Work he didn’t really want. “Doesn’t matter, does it? It still has to get done.”
“Yes,” the empath agreed readily. “But this is the problem with a city full of dominant shapeshifters. You take care of everyone else, but not each other. And no one takes care of you.”
Julio stifled a laugh. “And here I thought the problem was more complicated than that.”
“Oh, it always is.” Callum lifted one eyebrow. “But am I wrong, Julio? This city is out of balance, and nature abhors such things.”
“I thought nature abhorred a vacuum.”
“Making you all miserable isn’t an appropriate expression of nature’s hatred?”
“I don’t think nature needs to intervene. We do a damn good job on our own.”
“Maybe you do.” After a moment of silence, Callum’s smile faded. “You talk to me because it makes everyone else feel better.”
Julio pasted on a cocky grin. “I talk to you because I know otherwise you’d miss our times together.”
Callum stared at him.
“We might have to break up anyway, though, because you obviously can’t take a joke.”

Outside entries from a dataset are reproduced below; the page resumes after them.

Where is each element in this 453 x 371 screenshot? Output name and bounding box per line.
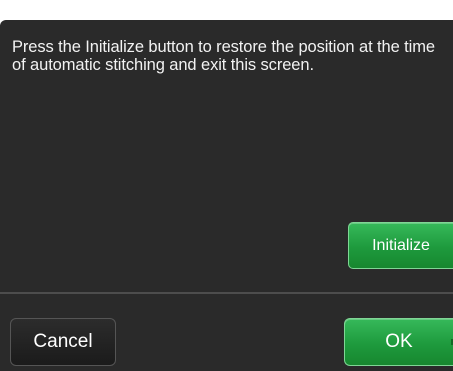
ok-button[interactable]: OK	[344, 318, 453, 366]
ok-button-label: OK	[385, 331, 413, 352]
initialize-dialog: Press the Initialize button to restore t…	[0, 20, 453, 371]
screen-frame: Press the Initialize button to restore t…	[0, 0, 453, 371]
initialize-button-label: Initialize	[372, 236, 430, 254]
cancel-button-label: Cancel	[33, 331, 93, 352]
dialog-message: Press the Initialize button to restore t…	[12, 38, 435, 74]
dialog-divider	[0, 292, 453, 294]
initialize-button[interactable]: Initialize	[348, 222, 453, 269]
cancel-button[interactable]: Cancel	[10, 318, 116, 366]
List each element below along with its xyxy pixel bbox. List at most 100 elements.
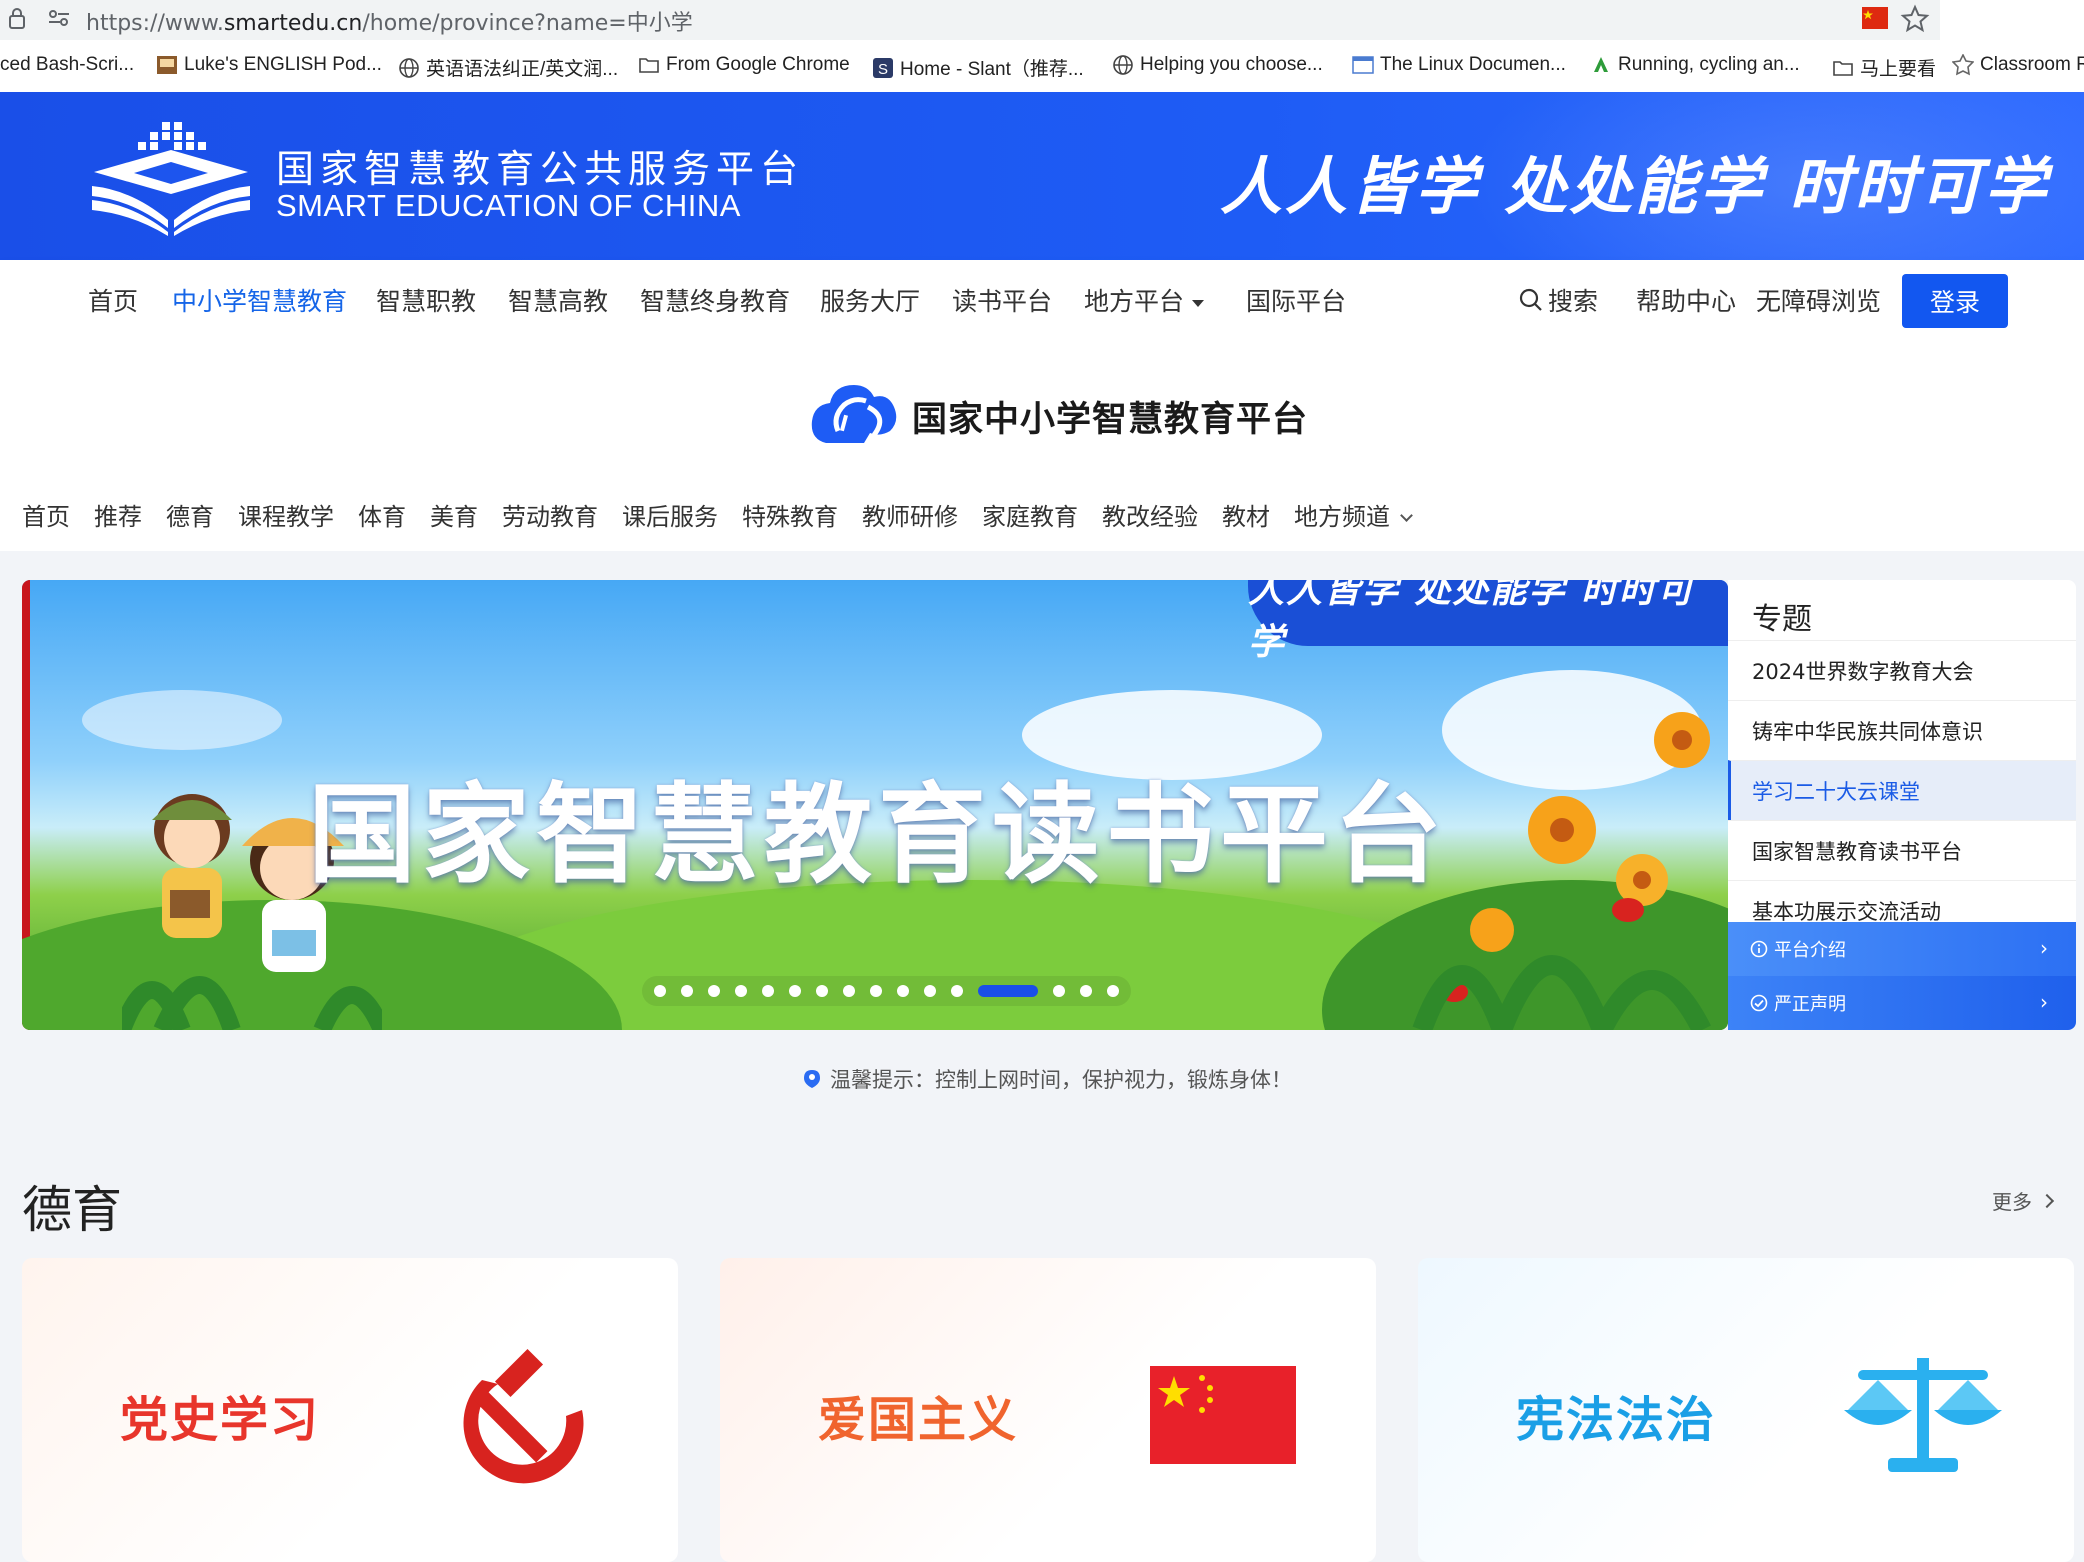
tldp-icon [1352,56,1374,74]
login-button[interactable]: 登录 [1902,274,2008,328]
url-path: /home/province?name=中小学 [362,11,693,36]
subnav-item-local-channel[interactable]: 地方频道 [1294,497,1413,532]
carousel-dot[interactable] [654,985,666,997]
carousel-dot[interactable] [789,985,801,997]
chevron-right-icon [2039,1193,2055,1208]
bookmark-item[interactable]: S Home - Slant（推荐... [872,54,1084,81]
topic-item[interactable]: 铸牢中华民族共同体意识 [1728,700,2076,760]
address-bar[interactable]: https://www.smartedu.cn/home/province?na… [0,0,1940,40]
search-button[interactable]: 搜索 [1518,282,1598,318]
card-constitution-law[interactable]: 宪法法治 [1418,1258,2074,1562]
platform-subnav: 首页 推荐 德育 课程教学 体育 美育 劳动教育 课后服务 特殊教育 教师研修 … [22,497,1435,532]
subnav-item[interactable]: 美育 [430,497,478,532]
topic-item-highlighted[interactable]: 学习二十大云课堂 [1728,760,2076,820]
subnav-item[interactable]: 教师研修 [862,497,958,532]
china-flag-icon [1150,1366,1296,1464]
more-link[interactable]: 更多 [1992,1186,2055,1215]
carousel-dot[interactable] [951,985,963,997]
china-flag-icon[interactable] [1862,7,1888,29]
hero-carousel[interactable]: 人人皆学 处处能学 时时可学 国家智慧教育读书平台 [22,580,1728,1030]
platform-intro-label: 平台介绍 [1774,940,1846,961]
carousel-dot[interactable] [1053,985,1065,997]
carousel-dot[interactable] [1080,985,1092,997]
topics-panel: 专题 2024世界数字教育大会 铸牢中华民族共同体意识 学习二十大云课堂 国家智… [1728,580,2076,1030]
carousel-slogan-tag: 人人皆学 处处能学 时时可学 [1248,580,1728,663]
subnav-item[interactable]: 课后服务 [622,497,718,532]
carousel-dot[interactable] [816,985,828,997]
nav-item-local-platform[interactable]: 地方平台 [1084,282,1205,318]
folder-icon [1833,60,1853,76]
carousel-dot[interactable] [870,985,882,997]
podcast-icon [157,56,177,74]
nav-item-vocational[interactable]: 智慧职教 [376,282,476,318]
topic-item[interactable]: 国家智慧教育读书平台 [1728,820,2076,880]
card-title: 爱国主义 [818,1392,1019,1448]
platform-intro-button[interactable]: 平台介绍 › [1728,922,2076,976]
carousel-dot[interactable] [924,985,936,997]
bookmark-item[interactable]: Running, cycling an... [1590,54,1800,76]
card-party-history[interactable]: 党史学习 [22,1258,678,1562]
carousel-dot-active[interactable] [978,985,1038,997]
site-settings-icon[interactable] [48,9,70,27]
bookmark-label: 英语语法纠正/英文润... [426,59,619,80]
nav-item-reading[interactable]: 读书平台 [952,282,1052,318]
carousel-dot[interactable] [762,985,774,997]
platform-header: 国家中小学智慧教育平台 首页 推荐 德育 课程教学 体育 美育 劳动教育 课后服… [0,343,2084,551]
carousel-dot[interactable] [708,985,720,997]
subnav-item[interactable]: 教改经验 [1102,497,1198,532]
nav-item-home[interactable]: 首页 [88,282,138,318]
subnav-item[interactable]: 推荐 [94,497,142,532]
section-title: 德育 [22,1182,122,1238]
nav-item-lifelong[interactable]: 智慧终身教育 [640,282,790,318]
subnav-item[interactable]: 首页 [22,497,70,532]
nav-item-service-hall[interactable]: 服务大厅 [820,282,920,318]
nav-item-higher-ed[interactable]: 智慧高教 [508,282,608,318]
caret-down-icon [1192,299,1205,307]
bookmark-item[interactable]: Helping you choose... [1112,54,1323,76]
bookmark-item[interactable]: Luke's ENGLISH Pod... [156,54,382,76]
subnav-item[interactable]: 特殊教育 [742,497,838,532]
chevron-down-icon [1400,509,1413,522]
site-title-cn: 国家智慧教育公共服务平台 [276,149,805,191]
carousel-dot[interactable] [843,985,855,997]
subnav-local-label: 地方频道 [1294,503,1390,531]
main-navigation: 首页 中小学智慧教育 智慧职教 智慧高教 智慧终身教育 服务大厅 读书平台 地方… [0,260,2084,343]
bookmark-label: Luke's ENGLISH Pod... [184,54,382,75]
subnav-item[interactable]: 课程教学 [238,497,334,532]
window-blank-area [1940,0,2084,40]
bookmark-item[interactable]: 马上要看 [1832,54,1936,81]
carousel-dot[interactable] [681,985,693,997]
smart-education-logo-icon[interactable] [88,120,254,236]
subnav-item[interactable]: 德育 [166,497,214,532]
nav-item-k12[interactable]: 中小学智慧教育 [172,282,347,318]
bookmark-item[interactable]: 英语语法纠正/英文润... [398,54,618,81]
nav-item-local-label: 地方平台 [1084,287,1185,316]
carousel-dot[interactable] [897,985,909,997]
subnav-item[interactable]: 教材 [1222,497,1270,532]
svg-text:S: S [878,61,888,78]
platform-logo-icon[interactable] [808,377,900,453]
subnav-item[interactable]: 体育 [358,497,406,532]
check-circle-icon [1750,994,1768,1012]
lock-icon [9,8,25,29]
topic-item[interactable]: 2024世界数字教育大会 [1728,640,2076,700]
strava-icon [1591,55,1611,75]
bookmark-item[interactable]: Classroom R [1952,54,2084,76]
card-patriotism[interactable]: 爱国主义 [720,1258,1376,1562]
subnav-item[interactable]: 家庭教育 [982,497,1078,532]
help-center-link[interactable]: 帮助中心 [1636,282,1736,318]
carousel-dot[interactable] [735,985,747,997]
bookmark-star-icon[interactable] [1900,4,1930,34]
more-label: 更多 [1992,1190,2032,1214]
subnav-item[interactable]: 劳动教育 [502,497,598,532]
accessibility-link[interactable]: 无障碍浏览 [1756,282,1881,318]
carousel-dot[interactable] [1107,985,1119,997]
bookmark-label: 马上要看 [1860,59,1937,80]
bookmark-item[interactable]: From Google Chrome [638,54,850,76]
site-header-banner: 国家智慧教育公共服务平台 SMART EDUCATION OF CHINA 人人… [0,92,2084,260]
bookmark-item[interactable]: ced Bash-Scri... [0,54,134,76]
bookmark-item[interactable]: The Linux Documen... [1352,54,1566,76]
statement-button[interactable]: 严正声明 › [1728,976,2076,1030]
nav-item-international[interactable]: 国际平台 [1246,282,1346,318]
url-text[interactable]: https://www.smartedu.cn/home/province?na… [86,5,693,37]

“Not particularly.” The empath continued to watch him with that unwavering stare. “We can keep doing this. We can have these meetings because it makes everyone in your life feel better, and you need that. But you don’t want to be here, and you don’t want to talk. The only honest thing you’ve said to me in three months is that you need a vacation.”
“And you’re just now catching on to that?” Julio sighed.
“No, I’m only pointing out that maybe you should sincerely consider taking that vacation.”
If it were remotely a possibility, Julio would be on the first ship to Mexico or the Bahamas.
“Too much work, Callum. I can’t leave people hanging.”
“Then start small. A night off?”
Even that was easier said than done. Unless he avoided Mahalia’s and Dixie John’s, chances were good someone would come to him with a problem, like Don Corleone on his kid’s wedding day. “I’ll try, okay?”
Apparently satisfied, Callum nodded once. “Good. I’ll be in New Orleans for another few weeks before I have to return to London for a month. I’d like to see you once more before I leave, but if you’d rather not…”
“Who knows?” Julio rose. “I might be on vacation.”